Genius writing allowed to shine
Love and Information
(out of 4) By Caryl Churchill, directed by Tanja Jacobs and Alistair Newton. Until April 29 at the Berkeley Street Downstairs Theatre, 26 Berkeley St. canadianstage.com or 416-368-3110
Whistleblowers in hiding. Lab testing on chickens. A panicked flashback. Memories of a past love. A child who doesn’t know pain. Stargazing.
The great English playwright Caryl Churchill’s latest major work, premiered in 2012, is a pileup of such acute, fragmentary impressions. The script is made up of 50 short scenes, some as brief as five lines long. They are split into seven sections, the order of which is prescribed, but within the sections the scenes themselves can be performed in any order.
As is always the case with Churchill (and what makes her a genius), this approach to form doesn’t just complement the play’s content: it enacts it. Love
and Information is a reflection of the contemporary moment as we struggle to craft sense out of all the fragments of experience that bombard us every day. It asks implicit questions about how we turn raw data into something meaningful: what is the journey from information to love?
There is nothing prescribed about what this should look and feel like onstage: the number of performers, who speaks what line and design choices are all left wide open. One imagines this is a combination of daunting challenge and massive treat for a director or, in this case, two directors. As recent MFA graduates of York University’s directing program, Alistair Newton and Tanja Jacobs were each given a slot in the Canadian Stage season and they opted to stage Churchill’s script together.
Perhaps consciously taking a different tack from James Macdonald’s ultra-peeled-back world-premiere production at London’s Royal Court, where the play was staged in a sterile white cube, Newton, Jacobs and set/costume designer Eo Sharp pile on visual detail.
A white grid is taped on the black floor of the Berkeley Theatre stage and a parallel grid backdrop hangs behind the playing area. There’s a shed structure in the middle of the stage, which the actors push in circles on a revolve, pulling down flaps to serve as tables. Clothing racks filled with costume pieces are visible off to the sides, as are the performers changing clothes and waiting for entrances.

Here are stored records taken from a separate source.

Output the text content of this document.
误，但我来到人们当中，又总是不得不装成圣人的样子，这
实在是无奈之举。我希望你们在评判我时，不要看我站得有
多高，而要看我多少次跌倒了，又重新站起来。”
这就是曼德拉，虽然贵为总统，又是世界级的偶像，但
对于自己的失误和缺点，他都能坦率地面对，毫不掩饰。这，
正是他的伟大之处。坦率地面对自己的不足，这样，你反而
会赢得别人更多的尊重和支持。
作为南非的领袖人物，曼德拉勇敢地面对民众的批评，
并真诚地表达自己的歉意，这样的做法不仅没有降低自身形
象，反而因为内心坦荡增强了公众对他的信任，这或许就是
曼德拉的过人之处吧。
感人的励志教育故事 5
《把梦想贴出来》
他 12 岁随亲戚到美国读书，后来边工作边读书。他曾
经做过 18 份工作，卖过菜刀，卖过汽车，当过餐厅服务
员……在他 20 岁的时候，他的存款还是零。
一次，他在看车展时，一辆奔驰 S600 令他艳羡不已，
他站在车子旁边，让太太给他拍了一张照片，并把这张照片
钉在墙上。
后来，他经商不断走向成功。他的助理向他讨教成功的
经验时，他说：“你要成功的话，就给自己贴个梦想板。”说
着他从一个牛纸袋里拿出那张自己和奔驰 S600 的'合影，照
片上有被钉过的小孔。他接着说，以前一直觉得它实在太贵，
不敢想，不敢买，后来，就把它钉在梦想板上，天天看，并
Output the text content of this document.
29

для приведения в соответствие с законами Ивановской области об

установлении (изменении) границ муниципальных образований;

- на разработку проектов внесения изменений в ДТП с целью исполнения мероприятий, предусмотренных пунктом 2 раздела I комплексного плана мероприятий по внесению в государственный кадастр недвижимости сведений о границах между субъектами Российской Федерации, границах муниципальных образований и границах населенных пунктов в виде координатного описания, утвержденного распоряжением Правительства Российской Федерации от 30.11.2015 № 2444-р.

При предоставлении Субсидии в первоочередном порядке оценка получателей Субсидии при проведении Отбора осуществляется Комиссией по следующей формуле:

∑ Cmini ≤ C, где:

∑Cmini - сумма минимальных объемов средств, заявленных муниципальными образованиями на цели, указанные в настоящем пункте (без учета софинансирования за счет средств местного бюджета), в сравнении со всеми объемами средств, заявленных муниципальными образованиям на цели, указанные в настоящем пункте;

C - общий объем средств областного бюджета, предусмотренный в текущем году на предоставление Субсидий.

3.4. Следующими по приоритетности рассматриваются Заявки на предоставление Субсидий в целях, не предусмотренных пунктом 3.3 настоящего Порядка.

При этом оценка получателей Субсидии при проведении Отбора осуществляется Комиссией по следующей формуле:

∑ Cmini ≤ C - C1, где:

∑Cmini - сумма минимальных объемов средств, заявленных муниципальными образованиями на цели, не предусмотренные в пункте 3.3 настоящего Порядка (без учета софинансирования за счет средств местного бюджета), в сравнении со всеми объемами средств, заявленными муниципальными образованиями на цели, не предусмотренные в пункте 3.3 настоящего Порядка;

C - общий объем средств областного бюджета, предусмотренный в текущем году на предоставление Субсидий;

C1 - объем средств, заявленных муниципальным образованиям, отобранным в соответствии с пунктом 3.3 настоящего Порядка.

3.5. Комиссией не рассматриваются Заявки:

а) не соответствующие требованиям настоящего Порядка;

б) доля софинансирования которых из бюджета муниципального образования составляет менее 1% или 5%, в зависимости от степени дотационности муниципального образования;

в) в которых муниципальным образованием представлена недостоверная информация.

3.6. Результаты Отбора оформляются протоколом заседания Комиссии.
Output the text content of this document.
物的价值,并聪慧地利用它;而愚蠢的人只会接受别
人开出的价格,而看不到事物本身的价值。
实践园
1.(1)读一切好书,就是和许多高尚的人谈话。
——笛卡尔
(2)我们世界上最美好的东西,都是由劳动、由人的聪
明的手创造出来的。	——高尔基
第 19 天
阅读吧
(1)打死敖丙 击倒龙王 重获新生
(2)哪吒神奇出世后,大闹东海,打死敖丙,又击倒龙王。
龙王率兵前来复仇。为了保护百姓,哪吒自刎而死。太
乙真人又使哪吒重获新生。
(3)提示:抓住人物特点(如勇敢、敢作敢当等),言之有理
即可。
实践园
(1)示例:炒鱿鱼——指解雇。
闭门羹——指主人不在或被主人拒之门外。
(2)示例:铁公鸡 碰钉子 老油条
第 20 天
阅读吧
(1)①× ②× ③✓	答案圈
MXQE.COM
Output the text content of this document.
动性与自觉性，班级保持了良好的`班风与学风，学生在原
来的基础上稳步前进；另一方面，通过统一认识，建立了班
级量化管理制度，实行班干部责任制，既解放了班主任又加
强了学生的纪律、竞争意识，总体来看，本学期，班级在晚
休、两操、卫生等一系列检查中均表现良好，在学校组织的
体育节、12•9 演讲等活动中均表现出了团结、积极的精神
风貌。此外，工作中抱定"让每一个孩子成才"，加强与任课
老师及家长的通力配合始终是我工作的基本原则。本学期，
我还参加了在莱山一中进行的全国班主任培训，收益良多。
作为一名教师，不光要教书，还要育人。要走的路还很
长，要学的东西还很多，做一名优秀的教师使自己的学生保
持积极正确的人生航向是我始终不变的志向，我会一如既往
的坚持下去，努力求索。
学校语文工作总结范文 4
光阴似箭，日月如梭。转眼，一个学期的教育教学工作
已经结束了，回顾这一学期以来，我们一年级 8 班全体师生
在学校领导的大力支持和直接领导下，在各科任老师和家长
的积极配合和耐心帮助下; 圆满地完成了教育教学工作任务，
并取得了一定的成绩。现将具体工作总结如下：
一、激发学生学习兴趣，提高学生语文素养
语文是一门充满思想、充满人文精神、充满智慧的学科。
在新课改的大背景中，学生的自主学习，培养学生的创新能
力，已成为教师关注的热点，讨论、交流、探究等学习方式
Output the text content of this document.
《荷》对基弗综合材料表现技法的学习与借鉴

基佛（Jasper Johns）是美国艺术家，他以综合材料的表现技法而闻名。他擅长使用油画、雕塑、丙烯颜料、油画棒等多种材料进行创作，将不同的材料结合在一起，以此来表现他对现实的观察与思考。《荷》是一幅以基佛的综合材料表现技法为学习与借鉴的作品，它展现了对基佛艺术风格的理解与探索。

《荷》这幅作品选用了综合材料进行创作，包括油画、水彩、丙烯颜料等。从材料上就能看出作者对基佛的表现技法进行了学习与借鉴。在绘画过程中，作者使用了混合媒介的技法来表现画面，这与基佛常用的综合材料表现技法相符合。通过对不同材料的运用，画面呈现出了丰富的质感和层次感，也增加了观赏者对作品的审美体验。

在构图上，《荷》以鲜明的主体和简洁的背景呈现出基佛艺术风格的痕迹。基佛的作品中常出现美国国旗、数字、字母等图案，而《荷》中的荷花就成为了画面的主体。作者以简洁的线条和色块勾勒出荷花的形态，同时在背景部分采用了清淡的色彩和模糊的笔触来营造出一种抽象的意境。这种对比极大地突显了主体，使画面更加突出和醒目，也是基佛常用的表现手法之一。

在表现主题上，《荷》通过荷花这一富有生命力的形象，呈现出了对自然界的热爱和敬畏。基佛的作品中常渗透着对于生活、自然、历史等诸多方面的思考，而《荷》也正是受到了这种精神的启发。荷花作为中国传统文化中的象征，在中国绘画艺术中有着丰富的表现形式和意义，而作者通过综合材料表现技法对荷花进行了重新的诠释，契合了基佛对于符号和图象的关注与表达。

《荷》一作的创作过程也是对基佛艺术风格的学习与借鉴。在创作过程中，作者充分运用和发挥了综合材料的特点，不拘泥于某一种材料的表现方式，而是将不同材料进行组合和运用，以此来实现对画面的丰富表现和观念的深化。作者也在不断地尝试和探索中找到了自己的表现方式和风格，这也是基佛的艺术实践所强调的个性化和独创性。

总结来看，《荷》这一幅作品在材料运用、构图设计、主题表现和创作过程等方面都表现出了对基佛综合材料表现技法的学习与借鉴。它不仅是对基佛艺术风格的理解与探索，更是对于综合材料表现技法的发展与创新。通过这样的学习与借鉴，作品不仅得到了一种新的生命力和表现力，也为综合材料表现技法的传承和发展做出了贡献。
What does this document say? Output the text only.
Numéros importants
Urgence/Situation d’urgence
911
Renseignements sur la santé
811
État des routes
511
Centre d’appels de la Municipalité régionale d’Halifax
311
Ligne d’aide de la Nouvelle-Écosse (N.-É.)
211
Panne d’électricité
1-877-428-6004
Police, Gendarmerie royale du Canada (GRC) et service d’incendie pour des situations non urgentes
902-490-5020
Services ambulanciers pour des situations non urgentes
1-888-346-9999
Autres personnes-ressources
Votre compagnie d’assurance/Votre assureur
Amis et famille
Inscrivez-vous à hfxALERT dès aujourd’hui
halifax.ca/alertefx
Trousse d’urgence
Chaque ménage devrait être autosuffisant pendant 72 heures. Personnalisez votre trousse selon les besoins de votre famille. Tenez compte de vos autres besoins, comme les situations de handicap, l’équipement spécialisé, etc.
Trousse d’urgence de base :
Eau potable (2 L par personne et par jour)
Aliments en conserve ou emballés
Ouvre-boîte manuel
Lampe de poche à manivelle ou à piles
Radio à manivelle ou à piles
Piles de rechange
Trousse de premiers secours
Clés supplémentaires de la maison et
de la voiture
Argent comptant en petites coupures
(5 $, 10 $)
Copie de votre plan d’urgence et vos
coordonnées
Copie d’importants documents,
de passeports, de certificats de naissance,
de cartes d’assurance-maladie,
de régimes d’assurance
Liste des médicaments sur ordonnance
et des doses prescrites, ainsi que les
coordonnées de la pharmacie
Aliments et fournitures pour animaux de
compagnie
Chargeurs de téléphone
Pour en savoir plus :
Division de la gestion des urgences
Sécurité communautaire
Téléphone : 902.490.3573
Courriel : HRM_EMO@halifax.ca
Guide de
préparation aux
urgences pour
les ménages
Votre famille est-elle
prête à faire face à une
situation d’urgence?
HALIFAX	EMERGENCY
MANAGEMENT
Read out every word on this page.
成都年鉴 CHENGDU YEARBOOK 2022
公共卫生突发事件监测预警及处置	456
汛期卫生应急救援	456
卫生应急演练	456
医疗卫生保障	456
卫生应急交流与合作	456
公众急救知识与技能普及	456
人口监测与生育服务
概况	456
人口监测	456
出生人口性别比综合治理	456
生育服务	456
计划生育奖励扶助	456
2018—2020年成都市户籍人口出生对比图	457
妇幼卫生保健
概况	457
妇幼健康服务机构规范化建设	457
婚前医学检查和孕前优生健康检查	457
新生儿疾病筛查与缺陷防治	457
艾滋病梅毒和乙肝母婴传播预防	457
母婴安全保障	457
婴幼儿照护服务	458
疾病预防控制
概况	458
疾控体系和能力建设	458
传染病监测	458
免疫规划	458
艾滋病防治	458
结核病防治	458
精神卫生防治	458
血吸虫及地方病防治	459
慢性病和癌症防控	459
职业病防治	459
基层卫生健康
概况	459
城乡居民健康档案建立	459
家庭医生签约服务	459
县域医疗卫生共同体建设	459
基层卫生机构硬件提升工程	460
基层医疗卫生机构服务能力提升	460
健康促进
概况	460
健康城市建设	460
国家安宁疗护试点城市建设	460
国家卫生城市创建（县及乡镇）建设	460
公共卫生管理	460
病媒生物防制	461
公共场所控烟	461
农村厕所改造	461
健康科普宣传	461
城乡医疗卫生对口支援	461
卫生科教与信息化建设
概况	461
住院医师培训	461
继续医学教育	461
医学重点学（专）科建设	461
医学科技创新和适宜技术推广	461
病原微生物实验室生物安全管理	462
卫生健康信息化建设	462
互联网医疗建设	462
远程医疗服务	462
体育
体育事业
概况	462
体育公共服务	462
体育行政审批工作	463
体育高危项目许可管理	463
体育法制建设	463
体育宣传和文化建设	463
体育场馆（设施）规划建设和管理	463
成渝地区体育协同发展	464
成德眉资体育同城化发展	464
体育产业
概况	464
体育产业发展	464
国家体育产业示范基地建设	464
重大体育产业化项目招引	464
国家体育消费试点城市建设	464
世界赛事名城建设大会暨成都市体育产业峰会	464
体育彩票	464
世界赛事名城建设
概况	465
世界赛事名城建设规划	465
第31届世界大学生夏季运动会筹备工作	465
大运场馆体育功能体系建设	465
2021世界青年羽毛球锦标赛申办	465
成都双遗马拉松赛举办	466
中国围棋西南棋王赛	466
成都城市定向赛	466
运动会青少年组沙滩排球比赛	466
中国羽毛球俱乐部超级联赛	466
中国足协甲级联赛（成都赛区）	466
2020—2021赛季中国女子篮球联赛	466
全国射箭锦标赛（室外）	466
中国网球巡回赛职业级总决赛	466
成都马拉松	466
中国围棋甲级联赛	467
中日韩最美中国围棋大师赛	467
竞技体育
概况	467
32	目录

In short, the audience’s attention is drawn to all the labour that contributes to making this theatrical event happen and this, on top of everything going on in the scenes themselves, bogs things down. Too much information.
The cast is a mix of veteran talents (Maggie Huculak and David Jansen), busy jobbing actors (Jason Cadieux, Peter Fernandes, Ngozi Paul), the upand-comer Sheila Ingabire-Isaro, and newcomers Sarah Deller and Reid Millar (who’s only 19).
Each one of them has standout moments, and the strongest scenes are those that give the impression that we’re dropping into the middle of complex relationships and deeply felt emotions.
Clear costume and staging choices go a long way in establishing scenarios, as when a distraught Huculak asks Millar, who’s wearing an orange jumpsuit, “God told you to do it?” through telephone receivers and a pane of glass.
Jansen gives the powerful impression of a hunted, Snowden-like figure, shouting at journalists through a barred door in “Recluse.” Two of the women, in a fashionably noisy bar, rationalize an upcoming episode of infidelity in “Dream.”
But there are also a lot of details that may have emerged organically out of rehearsal room experimentation but feel in performance like unnecessary embellishment. In “Virtual,” which uncannily presages the Spike Jonze film Her, Cadieux questions Fernandes about his obsession with some digital entity — but why does one of them need to be in a wheelchair?
“Wedding Video” makes spoton points about how our reliance on visual documentation is undermining our capacity to remember, but Huculak’s presence in the scene bangs the point home unnecessarily. And while Cadieux as a police informant and Paul as his stressed-out partner drop us straight into the intrigue of “Grass” (English slang for “snitch”), it’s not clear why they’re being followed around by a camera and a boom mic.
All this filigree gives the impression that Jacobs and Newton didn’t fully trust the material to hold the evening together, but it’s the brilliant specificity of Churchill’s observations and the clarity of her writing that linger long after the performance is over.